It’s beginning to feel a bit like Christmas

The Christmas lights are on; and fat Santa is standing in the alcove. We have some holly; and the Christmas tree has arrived, a little larger than expected, the base of the trunk not quite fitting into the stand.

‘Just saw a bit off.’
‘With what?’
‘Ah – the saw.’
‘Which is where?’
‘I don’t know where it is but we must have one.’
‘Must we?’

After a reasonable amount of investigation, it seems that we have no saw. Or did and lost it, or gave it to someone needy. Or it rusted or pined away from neglect. We order a saw. Length: twenty-one – are these inches or centimetres? It arrives the next day.

I’m used to watching the Librarian’s dad wield a saw, which he does confidently, fluently and effectively. I, on the other hand, differ from that specification just a little and, as a spectacle, may already be a standing joke to extra-terrestrial scouts, even an element in their amusing PowerPoint presentations of life on planet Earth, once they’ve stopped laughing at Brexit. Still, the tree is now in situ, decorated and subject to the baleful stare of the cat.

So the year dwindles down. Today is a popular birthday among the literati or, more broadly, the culturati, including one of my favourite writers, Sylvia Townsend Warner, as well as Ira Gershwin, Osbert Sitwell, Alfred Eisenstadt, Dave Brubeck and Nick Park. One of the most poignant must be that of the painter Frédéric Bazille (born 6 December 1841), who enlisted in the Franco-Prussian War and, during the winter of 1870-1871, ‘the bitterest in living memory’, was killed during a minor attack on Beaune-la-Rolande, on 20 November 1870. For ten days – ten days! – Bazille’s father ‘dug in the snow-covered battleground, looking for his son. Eventually he found his body. He hauled it back to Montpellier himself, on a peasant’s cart.’[1]

(Bazille, View of the Village)

It’s still only a few months since it ceased to be the case that, when asked if I had a personal Twitter account, I would remember, and often quote, the lines in Auden’s Letter to Lord Byron:

Indeed our ways to waste time are so many,
Thanks to technology, a list of these
Would make a longer book than Ulysses.[2]

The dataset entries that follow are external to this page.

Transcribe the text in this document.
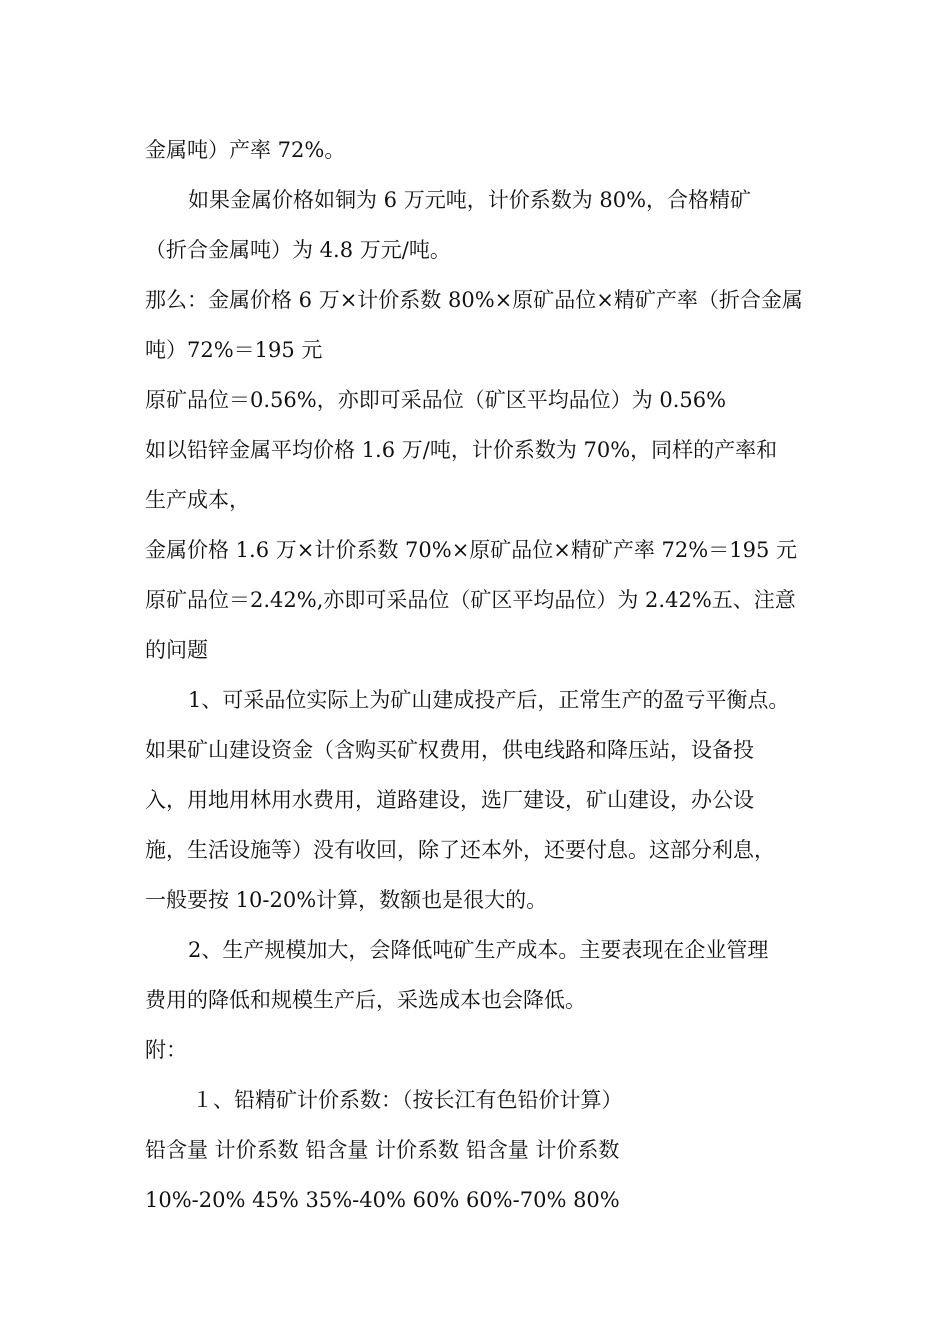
金属吨）产率 72%。
如果金属价格如铜为 6 万元吨，计价系数为 80%，合格精矿
（折合金属吨）为 4.8 万元/吨。
那么：金属价格 6 万×计价系数 80%×原矿品位×精矿产率（折合金属
吨）72%＝195 元
原矿品位＝0.56%，亦即可采品位（矿区平均品位）为 0.56%
如以铅锌金属平均价格 1.6 万/吨，计价系数为 70%，同样的产率和
生产成本，
金属价格 1.6 万×计价系数 70%×原矿品位×精矿产率 72%＝195 元
原矿品位＝2.42%,亦即可采品位（矿区平均品位）为 2.42%五、注意
的问题
1、可采品位实际上为矿山建成投产后，正常生产的盈亏平衡点。
如果矿山建设资金（含购买矿权费用，供电线路和降压站，设备投
入，用地用林用水费用，道路建设，选厂建设，矿山建设，办公设
施，生活设施等）没有收回，除了还本外，还要付息。这部分利息，
一般要按 10-20%计算，数额也是很大的。
2、生产规模加大，会降低吨矿生产成本。主要表现在企业管理
费用的降低和规模生产后，采选成本也会降低。
附：
１、铅精矿计价系数：（按长江有色铅价计算）
铅含量 计价系数 铅含量 计价系数 铅含量 计价系数
10%-20% 45% 35%-40% 60% 60%-70% 80%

The Librarian would update me daily and more or less selectively on the latest absurdities from a deranged president, a lying Cabinet minister or an idiot actor. Taking over the Twitter account for a literary society has granted me direct and immediate access to such delights, or rather, less direct than through the commentary of individuals on my timeline. It is, of course, something of an echo chamber, since those the Society follows tend to be well-informed, well-read and clear-sighted when it comes to American politics, Brexit and the English government’s record on the Covid-19 pandemic. Specialists in the apocalypse, you might say.

Still, 2020 almost gone. A vaccine in sight. Are we downhearted, you ask – but do not, I notice, wait for an answer.


Notes


[1] Sue Roe, The Private Lives of the Impressionists (London: Chatto and Windus, 2006), 82, 83.

[2] W. H. Auden and Louis MacNeice, Letters from Iceland (London: Faber and Faber, 1937), 53.